The interface of the Church Slavonic corpus has been substantially updated, and the corpus is connected to the Overview feature.

The multimedia corpus counts 5.7 million tokens.
The parallel corpus counts 168 million tokens. Now it features four new language pairs with Russian, namely two larger South Slavic subcorpora, Serbian and Slovene, as well as two smaller pilot corpora of Korean and Hindi, both coming with transliteration and dictionary support. The Korean and Hindi tiers include aligned poetical texts, a new feature within the parallel corpus. The Czech and Spanish language pairs are also updated.

The interface of the Middle Russian corpus has been significantly updated; the corpus is connected to the Overview feature.

The Regional corpus has a new type of output: Frequency. With it, the statistical distribution of search results by lemmas, word forms and a set of grammatical features can be analyzed. The frequency is calculated based on texts with automatically removed homonymy over a random subsample of 1 million search results. Users can control the confidence level to compare frequency confidence intervals.

The Dialect corpus has been updated and now contains 604 thousand tokens.
The SynTagRus has increased by 30 thousand tokens.

The corpus and subcorpus frequency dictionaries now feature 500 top lemmas rather than 100.

The RNC sums up the results of 2022. There have been many changes this year: the size of the whole Corpus reached 1.5 billion tokens, two new subcorpora were inaugurated (Panchronic and "From 2 to 15"), the corpus of birchbark letters went parallel, the regional corpus is now disambiguated and features collocations and frequency tools. The old version of the RNC is now closed. The RNC is also migrating to a new interface. All the changes are shown in more detail in the picture.

The Birchbark letter corpus is updated with the texts of archaeological findings from the year 2021, published in 2022. These are the new documents from Veliky Novgorod and Staraya Russa, as well as the very first birchbark letter discovered in Pereyaslavl Ryazansky (modern-day Ryazan). 

A new corpus "From 2 to 15" featuring 75 original and translated texts in prose, read by modern children and teenagers, is inaugurated within the RNC. The main distinguishing feature of the new corpus is the automatic annotation of text fragments according to the age of readers that should be able to understand these fragments. The model is being tested, so mistakes can still appear in this annotation.

The Educational corpus interface has been substantially updated, the corpus is now available with the Get overview feature, and the description of the corpus has been updated.

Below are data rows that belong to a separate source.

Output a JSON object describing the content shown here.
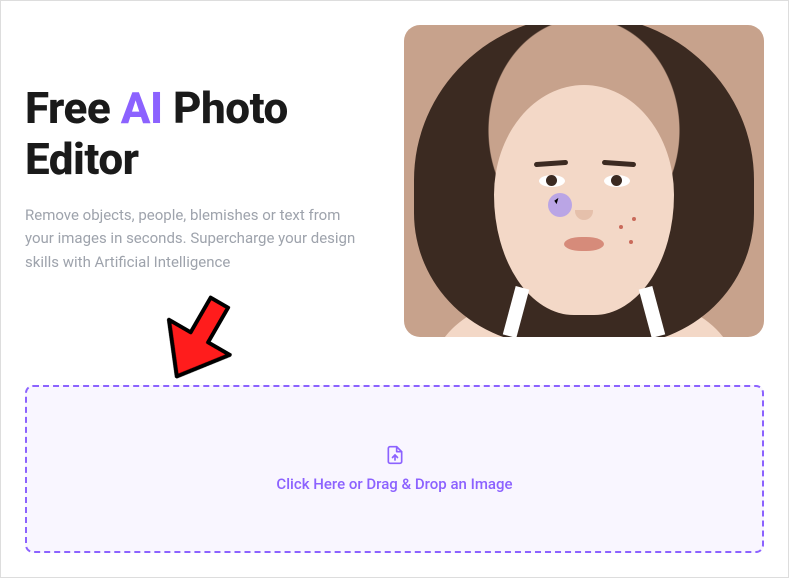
{
  "hero": {
    "headline_pre": "Free ",
    "headline_ai": "AI",
    "headline_post": " Photo Editor",
    "subhead": "Remove objects, people, blemishes or text from your images in seconds. Supercharge your design skills with Artificial Intelligence"
  },
  "dropzone": {
    "label": "Click Here or Drag & Drop an Image"
  },
  "colors": {
    "accent": "#8c62ff",
    "dropzone_bg": "#f9f6ff",
    "overlay_arrow": "#ff0000"
  }
}
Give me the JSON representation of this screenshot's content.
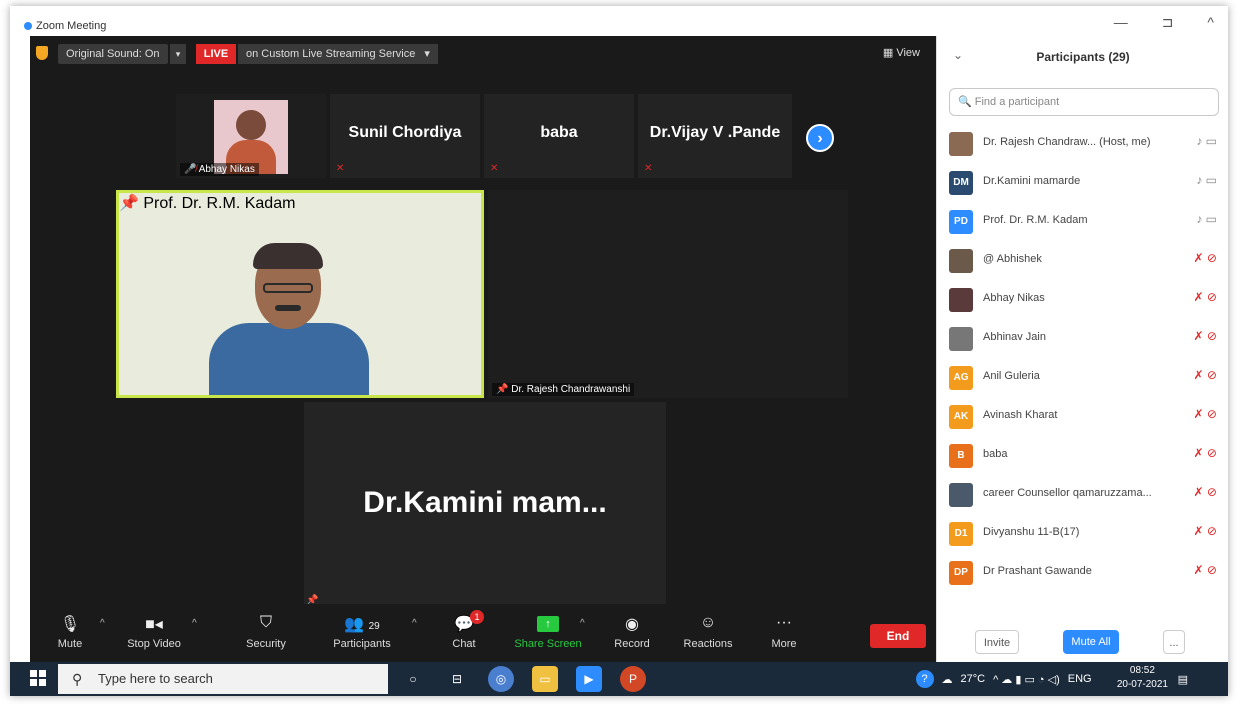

A section "Corpus-based exercises" has been developed, which presents exercises based on the Educational Corpus and other corpora within the RNC. The exercises belong to different sections of the school Russian course and are designed for independent work in the classroom and at home, as well as for testing. We plan to develop and update the section with new exercises. The corpus users can also participate in the process. We invite teachers and professors to use the corpus to compose their own unique assignments and exercises. Feel free to send us some of your best ideas on info@ruscorpora.ru. We will publish them in the exercises section.

Each corpus within the RNC has its own Corpus Portrait. The Corpus Portrait functionality is designed as a tool that allows a RNC user to analyze the characteristics of a given corpus and assess whether the corpus in question is suitable for their research or teaching needs. The corpus portrait at this stage includes:

* a description of the corpus

* frequency dictionary (only in the Regional Media Corpus)  

All the RNC corpora have tags on a meta-corpus level, allowing to categorize them by historical period, text type, presence of specific annotation, etc. 

If a subcorpus has been customized, users also have access to the respective "Subcorpus Portrait" function. With this tool, by clicking the (i) link in the header of the corpus, one can see the list of selected texts and compare the statistical characteristics of the corpus to the respective parameters of the customized subcorpus. For example, one can compare the frequency dictionary of the regional corpus to those of subcorpora selected within it.

In 2023, more statistics will appear in the Corpus and Subcorpus Portraits.